Une transaction de 144 millions $US - Les actionnaires de Cinar approuvent la vente au groupe Hirsh

Les actionnaires de Cinar ont approuvé hier la vente de l'entreprise à un groupe d'investisseurs dirigé par le torontois Michael Hirsh, une transaction de 144 millions $US.

Les dirigeants de la maison de production d'émissions pour enfants déposeront demain en Cour supérieure du Québec une requête pour obtenir l'ordonnance finale autorisant la transaction.

Si tout se déroule comme prévu, la clôture devrait avoir lieu autour du 27 février prochain, a affirmé le président du conseil Robert Després, à l'issue de l'assemblée extraordinaire à Montréal.

Les acheteurs de Cinar verseront 3,60 $US en échange de chaque action ordinaire.

En vertu du plan de relance approuvé hier, les investisseurs floués par les scandales financiers ayant secoué la maison de production depuis 2000 se partageront en outre 70 % du produit net des litiges toujours devant les tribunaux. Les 30 % restant serviront à renflouer les coffres de l'entreprise, qui s'est engagée à consacrer cinq millions à sa défense au cours des prochaines années.

Plusieurs conflits

Des mois de négociation intensive ont permis à la maison de production de résoudre à l'amiable plusieurs conflits, dont celui qui l'opposait à ses anciens auteurs et scénaristes. Les poursuites contre les fondateurs, Micheline Charest et Ronald Weinberg, et celles impliquant les deux sociétés Globe-X n'ont toutefois pas été réglées.

Le volumineux dossier de Claude Robinson, qui accuse Cinar de plagiat, demeure aussi en suspens. Présent à l'assemblée, le dessinateur a rappelé que la Gendarmerie royale du Canada (GRC) menait toujours une enquête afin de déterminer s'il y avait lieu de porter des accusations criminelles contre les fondateurs de la société.

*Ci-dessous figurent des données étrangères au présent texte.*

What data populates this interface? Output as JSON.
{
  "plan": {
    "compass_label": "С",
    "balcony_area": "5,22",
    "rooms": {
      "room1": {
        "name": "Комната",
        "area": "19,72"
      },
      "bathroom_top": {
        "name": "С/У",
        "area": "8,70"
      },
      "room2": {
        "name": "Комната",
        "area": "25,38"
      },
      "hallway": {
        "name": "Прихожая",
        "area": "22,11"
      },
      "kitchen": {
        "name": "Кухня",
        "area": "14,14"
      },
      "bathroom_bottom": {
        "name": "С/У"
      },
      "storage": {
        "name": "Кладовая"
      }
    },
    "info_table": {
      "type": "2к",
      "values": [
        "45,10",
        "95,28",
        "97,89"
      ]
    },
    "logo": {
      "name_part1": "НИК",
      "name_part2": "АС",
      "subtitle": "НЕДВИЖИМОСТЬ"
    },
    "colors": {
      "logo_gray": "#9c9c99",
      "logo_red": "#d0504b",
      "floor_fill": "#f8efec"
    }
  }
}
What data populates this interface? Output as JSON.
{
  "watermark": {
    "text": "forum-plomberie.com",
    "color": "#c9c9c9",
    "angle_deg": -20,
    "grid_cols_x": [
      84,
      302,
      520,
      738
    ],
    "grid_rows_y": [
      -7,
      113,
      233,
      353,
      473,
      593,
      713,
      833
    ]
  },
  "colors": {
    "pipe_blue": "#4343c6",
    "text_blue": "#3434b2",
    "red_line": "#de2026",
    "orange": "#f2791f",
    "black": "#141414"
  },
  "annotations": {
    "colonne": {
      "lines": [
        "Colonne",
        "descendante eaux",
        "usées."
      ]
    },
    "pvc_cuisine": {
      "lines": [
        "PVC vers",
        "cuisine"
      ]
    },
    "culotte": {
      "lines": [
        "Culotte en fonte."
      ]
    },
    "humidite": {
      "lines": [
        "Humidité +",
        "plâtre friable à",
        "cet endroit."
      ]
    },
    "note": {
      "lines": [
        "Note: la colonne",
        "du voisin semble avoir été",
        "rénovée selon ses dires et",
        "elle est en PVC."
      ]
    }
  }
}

Michael Hirsh et ses partenaires Toper Taylor et TD Capital Canadian Equity Partners ont déjà laissé savoir qu'ils avaient l'intention de faire de Cinar une entreprise à capital fermé. Les membres du conseil d'administration et le chef de la direction actuelle, Stuart Snyder, quitteront donc leur poste à la fin du mois.

Hier, l'homme d'affaires américain embauché en septembre 2002 était un peu mélancolique. «Je suis très heureux que nous ayons réussi à compléter la transaction. Mais je suis un peu déçu parce que je n'ai pas eu l'occasion de mener à bout la tâche qu'on m'a confiée», a-t-il expliqué aux médias.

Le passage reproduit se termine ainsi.